From: Peter Zijlstra <peterz@infradead.org>
To: Mel Gorman <mgorman@techsingularity.net>
Cc: Linus Torvalds <torvalds@linux-foundation.org>,
Andrew Morton <akpm@linux-foundation.org>,
"Kirill A. Shutemov" <kirill.shutemov@linux.intel.com>,
Johannes Weiner <hannes@cmpxchg.org>, Jan Kara <jack@suse.cz>,
Rik van Riel <riel@redhat.com>, linux-mm <linux-mm@kvack.org>
Subject: Re: page_waitqueue() considered harmful
Date: Tue, 27 Sep 2016 16:34:26 +0200 [thread overview]
Message-ID: <20160927143426.GP2794@worktop> (raw)
In-Reply-To: <20160927083104.GC2838@techsingularity.net>
On Tue, Sep 27, 2016 at 09:31:04AM +0100, Mel Gorman wrote:
> page_waitqueue() has been a hazard for years. I think the last attempt to
> fix it was back in 2014 http://www.spinics.net/lists/linux-mm/msg73207.html
>
> The patch is heavily derived from work by Nick Piggin who noticed the years
> before that.
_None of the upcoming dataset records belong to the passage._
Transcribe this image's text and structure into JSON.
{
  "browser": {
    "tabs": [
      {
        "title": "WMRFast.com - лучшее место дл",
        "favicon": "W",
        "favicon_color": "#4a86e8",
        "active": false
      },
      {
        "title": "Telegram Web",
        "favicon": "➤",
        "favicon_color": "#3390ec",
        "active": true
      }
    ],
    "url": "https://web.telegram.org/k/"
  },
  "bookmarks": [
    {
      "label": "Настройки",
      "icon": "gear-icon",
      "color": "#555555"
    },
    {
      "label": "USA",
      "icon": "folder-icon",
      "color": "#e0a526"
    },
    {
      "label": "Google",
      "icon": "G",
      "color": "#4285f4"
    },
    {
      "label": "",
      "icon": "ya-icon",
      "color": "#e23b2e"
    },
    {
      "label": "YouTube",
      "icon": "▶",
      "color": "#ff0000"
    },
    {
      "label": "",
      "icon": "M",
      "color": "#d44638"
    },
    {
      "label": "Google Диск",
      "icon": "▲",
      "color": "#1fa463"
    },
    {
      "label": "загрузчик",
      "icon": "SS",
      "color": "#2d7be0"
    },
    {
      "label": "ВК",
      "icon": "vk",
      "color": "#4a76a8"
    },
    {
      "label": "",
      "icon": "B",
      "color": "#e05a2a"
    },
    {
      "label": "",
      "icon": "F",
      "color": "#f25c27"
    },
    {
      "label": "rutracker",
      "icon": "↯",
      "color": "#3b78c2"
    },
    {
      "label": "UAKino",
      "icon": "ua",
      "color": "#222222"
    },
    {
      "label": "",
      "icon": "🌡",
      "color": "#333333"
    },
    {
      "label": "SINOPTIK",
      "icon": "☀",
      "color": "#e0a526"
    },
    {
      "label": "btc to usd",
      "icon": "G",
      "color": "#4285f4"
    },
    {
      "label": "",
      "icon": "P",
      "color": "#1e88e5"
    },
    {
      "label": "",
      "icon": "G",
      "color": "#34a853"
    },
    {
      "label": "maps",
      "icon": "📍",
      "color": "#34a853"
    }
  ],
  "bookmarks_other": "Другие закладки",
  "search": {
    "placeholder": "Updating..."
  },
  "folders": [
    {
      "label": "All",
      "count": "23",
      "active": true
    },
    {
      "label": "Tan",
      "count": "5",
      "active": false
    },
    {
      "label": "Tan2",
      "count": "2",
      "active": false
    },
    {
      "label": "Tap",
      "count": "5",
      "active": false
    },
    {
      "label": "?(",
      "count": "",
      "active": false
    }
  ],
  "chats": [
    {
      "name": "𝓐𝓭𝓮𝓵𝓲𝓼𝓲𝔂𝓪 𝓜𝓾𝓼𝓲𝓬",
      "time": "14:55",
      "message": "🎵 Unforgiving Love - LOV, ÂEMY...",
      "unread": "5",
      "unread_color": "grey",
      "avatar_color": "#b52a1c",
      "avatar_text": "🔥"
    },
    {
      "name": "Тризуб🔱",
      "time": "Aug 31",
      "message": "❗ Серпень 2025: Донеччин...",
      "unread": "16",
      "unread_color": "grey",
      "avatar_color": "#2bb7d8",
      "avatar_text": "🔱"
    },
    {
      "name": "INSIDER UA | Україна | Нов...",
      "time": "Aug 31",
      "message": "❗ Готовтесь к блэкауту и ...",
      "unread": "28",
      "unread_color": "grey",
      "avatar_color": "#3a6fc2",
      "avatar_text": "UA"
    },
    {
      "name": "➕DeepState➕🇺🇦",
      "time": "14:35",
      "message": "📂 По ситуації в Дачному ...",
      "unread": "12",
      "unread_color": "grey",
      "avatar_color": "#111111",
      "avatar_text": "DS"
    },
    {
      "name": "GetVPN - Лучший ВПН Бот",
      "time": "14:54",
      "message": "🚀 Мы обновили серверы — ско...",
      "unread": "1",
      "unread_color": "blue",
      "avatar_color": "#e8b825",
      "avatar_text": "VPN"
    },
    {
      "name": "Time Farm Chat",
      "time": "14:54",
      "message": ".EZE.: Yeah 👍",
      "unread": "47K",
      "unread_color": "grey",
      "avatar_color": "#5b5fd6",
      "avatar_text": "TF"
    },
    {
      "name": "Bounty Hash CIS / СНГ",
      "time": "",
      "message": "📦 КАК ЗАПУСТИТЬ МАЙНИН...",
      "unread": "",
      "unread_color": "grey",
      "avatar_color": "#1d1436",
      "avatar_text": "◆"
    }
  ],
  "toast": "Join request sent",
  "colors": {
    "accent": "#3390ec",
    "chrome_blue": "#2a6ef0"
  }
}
I think that was the last version I posted and the changelog
> includes profile data. I don't have an exact reference why it was rejected
> but a consistent piece of feedback was that it was very complex for the
> level of impact it had.
Right, I never really liked that patch. In any case, the below seems to
boot, although the lock_page_wait() thing did get my brain in a bit of a
twist. Doing explicit loops with PG_contended inside wq->lock would be
more obvious but results in much more code.
We could muck about with PG_contended naming/placement if any of this
shows benefit.
It does boot on my x86_64 and builds a kernel, so it must be perfect ;-)
---
include/linux/page-flags.h | 2 ++
include/linux/pagemap.h | 21 +++++++++----
include/linux/wait.h | 2 +-
include/trace/events/mmflags.h | 1 +
kernel/sched/wait.c | 17 ++++++----
mm/filemap.c | 71 ++++++++++++++++++++++++++++++++++++------
6 files changed, 92 insertions(+), 22 deletions(-)
diff --git a/include/linux/page-flags.h b/include/linux/page-flags.h
index 74e4dda..0ed3900 100644
--- a/include/linux/page-flags.h
+++ b/include/linux/page-flags.h
@@ -73,6 +73,7 @@
*/
enum pageflags {
PG_locked, /* Page is locked. Don't touch. */
+ PG_contended, /* Page lock is contended. */
PG_error,
PG_referenced,
PG_uptodate,
@@ -253,6 +254,7 @@ static inline int TestClearPage##uname(struct page *page) { return 0; }
TESTSETFLAG_FALSE(uname) TESTCLEARFLAG_FALSE(uname)
__PAGEFLAG(Locked, locked, PF_NO_TAIL)
+PAGEFLAG(Contended, contended, PF_NO_TAIL)
PAGEFLAG(Error, error, PF_NO_COMPOUND) TESTCLEARFLAG(Error, error, PF_NO_COMPOUND)
PAGEFLAG(Referenced, referenced, PF_HEAD)
TESTCLEARFLAG(Referenced, referenced, PF_HEAD)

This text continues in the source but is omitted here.